In 2014, plaintiff Bouarfa, a U.S. citizen, filed a visa application for permanent legal residence (Green Card) for her husband, Hamayel. The U.S. Citizenship and Immigration Services (USCIS) of the Homeland Security Department approved, only to revoke the approval later, stating that her husband had entered into a previous "sham marriage" to stay in the United States. The Board of Immigration Appeals affirmed the revocation of the visa application for permanent legal residence.

== Proceedings ==
Bouarfa challenged the USCIS's revocation as arbitrary and capricious in the U.S. District Court for the Middle District of Florida. The District Court dismissed the suit, holding that it has no jurisdiction over the USCIS's revocation. The Court of Appeals for the Eleventh Circuit Court affirmed.

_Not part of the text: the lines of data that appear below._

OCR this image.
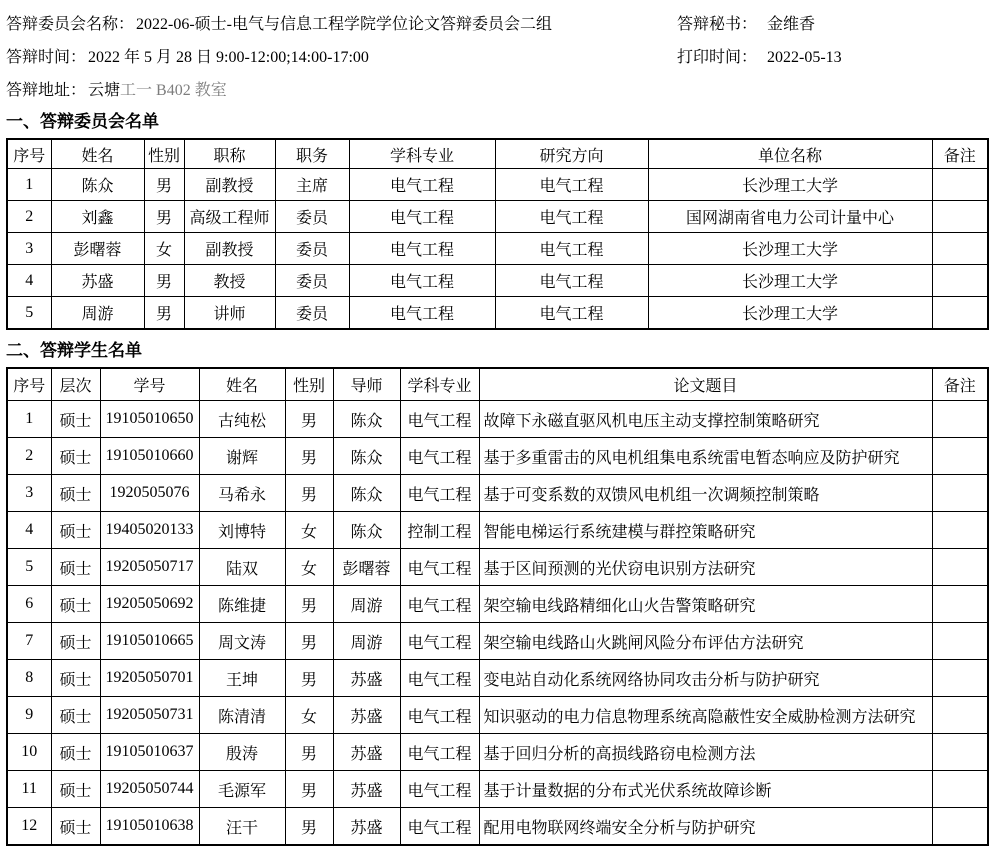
答辩委员会名称： 2022-06-硕士-电气与信息工程学院学位论文答辩委员会二组	答辩秘书： 金维香
答辩时间： 2022 年 5 月 28 日 9:00-12:00;14:00-17:00	打印时间： 2022-05-13
答辩地址： 云塘工一 B402 教室
一、答辩委员会名单
序号	姓名	性别	职称	职务	学科专业	研究方向	单位名称	备注
1	陈众	男	副教授	主席	电气工程	电气工程	长沙理工大学	
2	刘鑫	男	高级工程师	委员	电气工程	电气工程	国网湖南省电力公司计量中心	
3	彭曙蓉	女	副教授	委员	电气工程	电气工程	长沙理工大学	
4	苏盛	男	教授	委员	电气工程	电气工程	长沙理工大学	
5	周游	男	讲师	委员	电气工程	电气工程	长沙理工大学	
二、答辩学生名单
序号	层次	学号	姓名	性别	导师	学科专业	论文题目	备注
1	硕士	19105010650	古纯松	男	陈众	电气工程	故障下永磁直驱风机电压主动支撑控制策略研究	
2	硕士	19105010660	谢辉	男	陈众	电气工程	基于多重雷击的风电机组集电系统雷电暂态响应及防护研究	
3	硕士	1920505076	马希永	男	陈众	电气工程	基于可变系数的双馈风电机组一次调频控制策略	
4	硕士	19405020133	刘博特	女	陈众	控制工程	智能电梯运行系统建模与群控策略研究	
5	硕士	19205050717	陆双	女	彭曙蓉	电气工程	基于区间预测的光伏窃电识别方法研究	
6	硕士	19205050692	陈维捷	男	周游	电气工程	架空输电线路精细化山火告警策略研究	
7	硕士	19105010665	周文涛	男	周游	电气工程	架空输电线路山火跳闸风险分布评估方法研究	
8	硕士	19205050701	王坤	男	苏盛	电气工程	变电站自动化系统网络协同攻击分析与防护研究	
9	硕士	19205050731	陈清清	女	苏盛	电气工程	知识驱动的电力信息物理系统高隐蔽性安全威胁检测方法研究	
10	硕士	19105010637	殷涛	男	苏盛	电气工程	基于回归分析的高损线路窃电检测方法	
11	硕士	19205050744	毛源军	男	苏盛	电气工程	基于计量数据的分布式光伏系统故障诊断	
12	硕士	19105010638	汪干	男	苏盛	电气工程	配用电物联网终端安全分析与防护研究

In April 2024, the Supreme Court granted the petition for a writ of certiorari.

== Supreme Court ==
The Supreme Court affirmed the decision of the Court of Appeals for the Eleventh Circuit, stating that "revocation of an approved visa petition under §1155 based on a sham-marriage determination by the Secretary of Homeland Security is the kind of discretionary decision that falls within the purview of 8 U.S.C. §1252(a)(2)(B)(ii), which strips federal courts of jurisdiction to review certain actions 'in the discretion of' the agency."

Justice Ketanji Brown Jackson delivered the court's unanimous opinion.

== Reactions ==
Before the Supreme Court's decision, the American Civil Liberties Union criticized the lower courts' rulings, arguing that "the case has potentially devastating consequences for noncitizens and their families" and that "in some situations, federal courts would be precluded from reviewing even a blatant constitutional violation—such as if the agency based its decision on racial stereotyping".